In an interview with newspaper Børsen, Østergaard criticised Mette Frederiksen, leader of the Social Democrats and an erstwhile political ally, for announcing her party would not seek to govern in coalition with Østergaard's Social Liberals.
The announcement by Frederiksen increases the possibility of closer collaboration between the Social Democrats and right-wing Danish People's Party.
Østergaard described such a potential combination as a “red-brown cabinet”.
“A red-brown cabinet like this, with a Social Democratic government with the Socialist People's Party [smaller left-wing party, ed.] and Danish People's Party – would they be capable of strengthening society,” he said to Børsen.
The use of the expression “red-brown” was subsequently flagged as being associated with Nazism and the brown shirts worn by the original paramilitary wing of the Nazi Party.
Historians, as well as politicians from the Social Democrats, Socialist People's Party, Danish Party and the Liberal party, the senior partner in the government, all criticised the wording used by Østergaard.
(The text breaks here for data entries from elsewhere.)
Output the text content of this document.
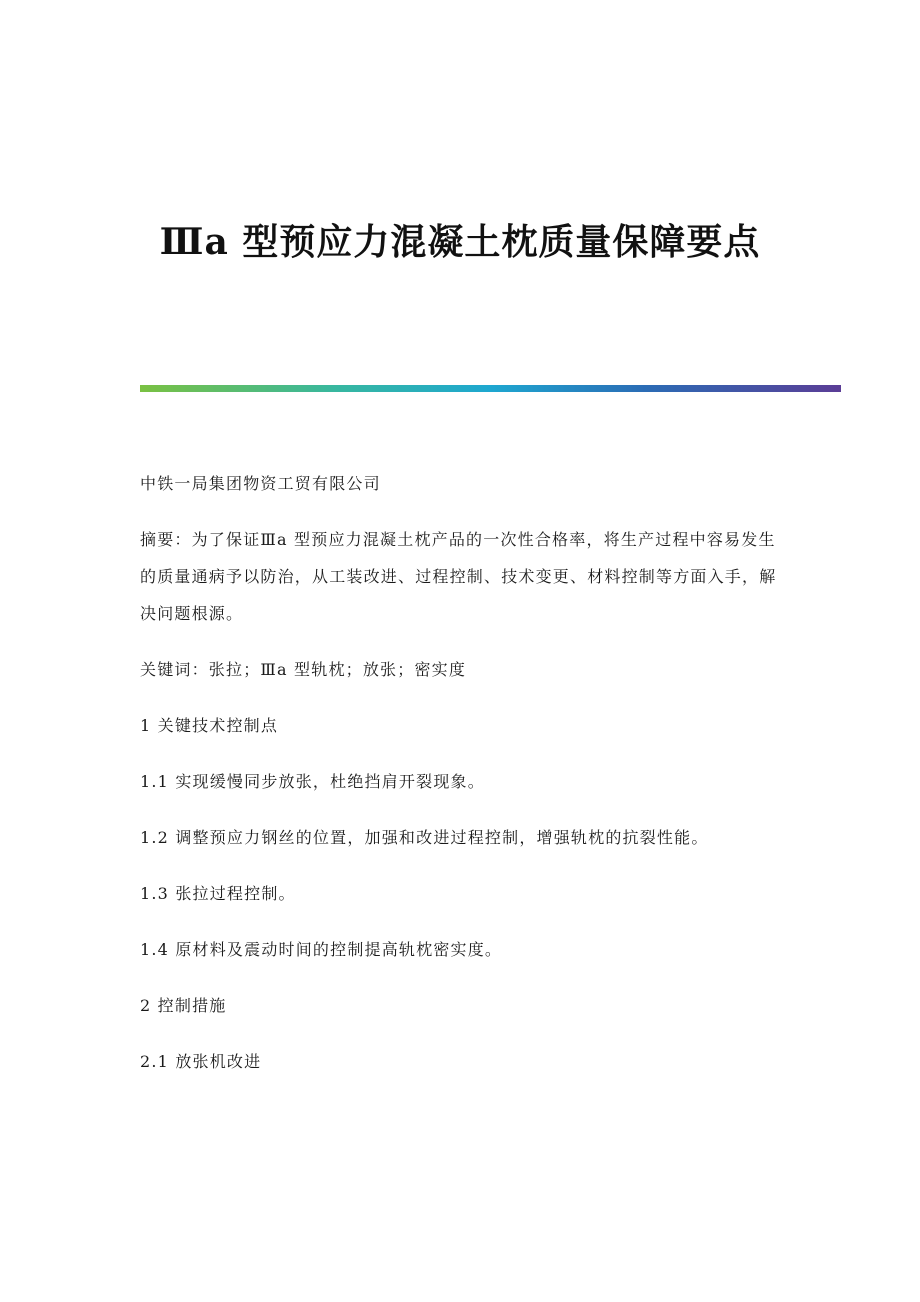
Ⅲa 型预应力混凝土枕质量保障要点

中铁一局集团物资工贸有限公司

摘要：为了保证Ⅲa 型预应力混凝土枕产品的一次性合格率，将生产过程中容易发生的质量通病予以防治，从工装改进、过程控制、技术变更、材料控制等方面入手，解决问题根源。

关键词：张拉；Ⅲa 型轨枕；放张；密实度

1 关键技术控制点

1.1 实现缓慢同步放张，杜绝挡肩开裂现象。

1.2 调整预应力钢丝的位置，加强和改进过程控制，增强轨枕的抗裂性能。

1.3 张拉过程控制。

1.4 原材料及震动时间的控制提高轨枕密实度。

2 控制措施

2.1 放张机改进
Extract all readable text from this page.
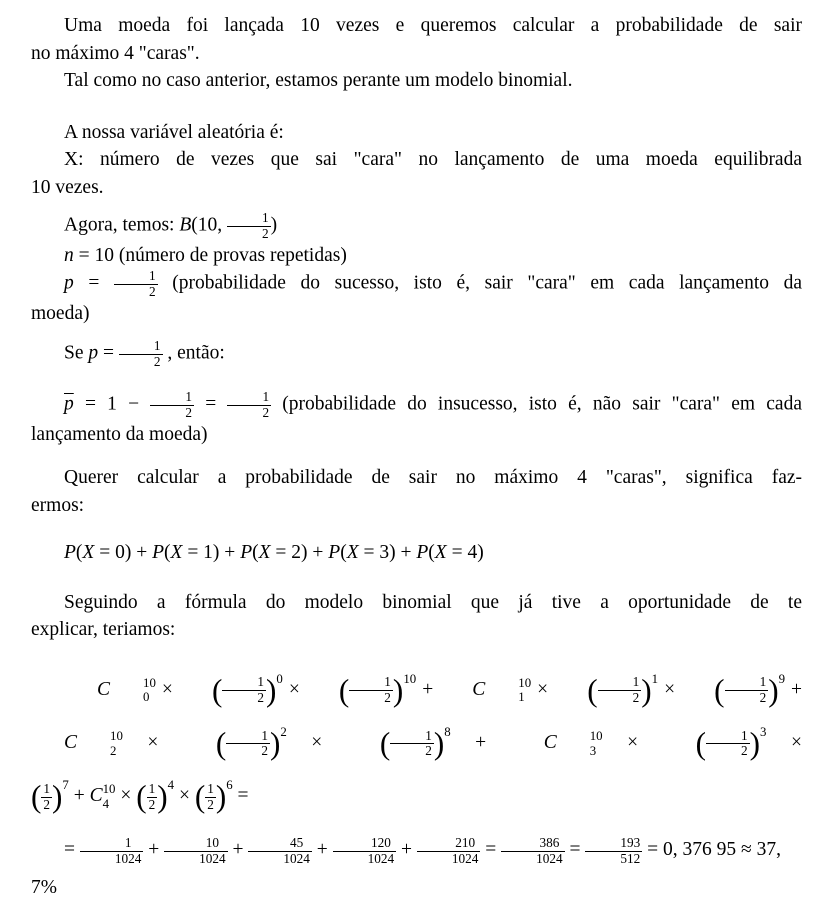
Uma moeda foi lançada 10 vezes e queremos calcular a probabilidade de sair
no máximo 4 "caras".
Tal como no caso anterior, estamos perante um modelo binomial.
A nossa variável aleatória é:
X: número de vezes que sai "cara" no lançamento de uma moeda equilibrada
10 vezes.
Agora, temos: B(10, $\frac{1}{2}$ )
n = 10 (número de provas repetidas)
$p = \frac{1}{2}$ (probabilidade do sucesso, isto é, sair "cara" em cada lançamento da
moeda)
Se $p = \frac{1}{2}$ , então:
$\overline{p} = 1 - \frac{1}{2} = \frac{1}{2}$ (probabilidade do insucesso, isto é, não sair "cara" em cada
lançamento da moeda)
Querer calcular a probabilidade de sair no máximo 4 "caras", significa faz-
ermos:
P(X = 0) + P(X = 1) + P(X = 2) + P(X = 3) + P(X = 4)
Seguindo a fórmula do modelo binomial que já tive a oportunidade de te
explicar, teriamos:
C	10
0 × ( $\frac{1}{2} )^0$ × ( $\frac{1}{2} )^{10} + C$	10
1 × ( $\frac{1}{2} )^1$ × ( $\frac{1}{2} )^9 + C$	10
2 × ( $\frac{1}{2} )^2$ × ( $\frac{1}{2} )^8 + C$	10
3 × ( $\frac{1}{2} )^3$ ×
( $\frac{1}{2} )^7 + C$ 10
4 × ( $\frac{1}{2} )^4$ × ( $\frac{1}{2} )^6$ =
= $\frac{1}{1024} + \frac{10}{1024} + \frac{45}{1024} + \frac{120}{1024} + \frac{210}{1024} = \frac{386}{1024} = \frac{193}{512} = 0$, 376 95 ≈ 37, 7%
Socialist People's Party leader Pia Olsen Dyhr wrote in a tweet that Østergaard was “desperate”, ostensibly in reference to the decision by her party and the Social Democrats to align themselves more closely to the Danish People's Party.
Dyhr also wrote that she was “shocked and quite angry”, adding that the reference was “ahistorical”.
Er rystet og ganske vred over at høre @oestergaard kalde SF et rødt-brunt parti. Det er historieløst! To af SFs tidligere formænd sad i kz-lejr pga deres modstandskamp mod nazisterne! Vildt hvor desperat manden er #dkpol— Pia Olsen Dyhr (@PiaOlsen) June 7, 2018
Frederiksen, in an appearance on the Deadline news programme on national broadcaster DR2, said that Østergaard should “stick to political discussion”.
“My basic feeling is that that if we politicians do not show respect for each other and are civil, we cannot ask the Danish population to respect us. So I will not be debating in this way,” she said.
In statements made to newspapers Berlingske and Kristeligt Dagblad, Østergaard denied he had intentionally made the connection.
“What unites these parties is some very left-wing economic policies and right-wing immigration policy. This is not about the past, it's about the future. That's all there is to it,” he told the two newspapers via text message.
Speaking on DR radio station P1 on Friday, Østergaard said that the combination of parties can be called “red-yellow, if that's how it should be”.
“My point is, listen to want I'm saying. Listen to what I said. It's [about] left-wing economic policies and right-wing values,” he said, adding that he considered the outrage over the issue to be an “intentional misunderstanding”.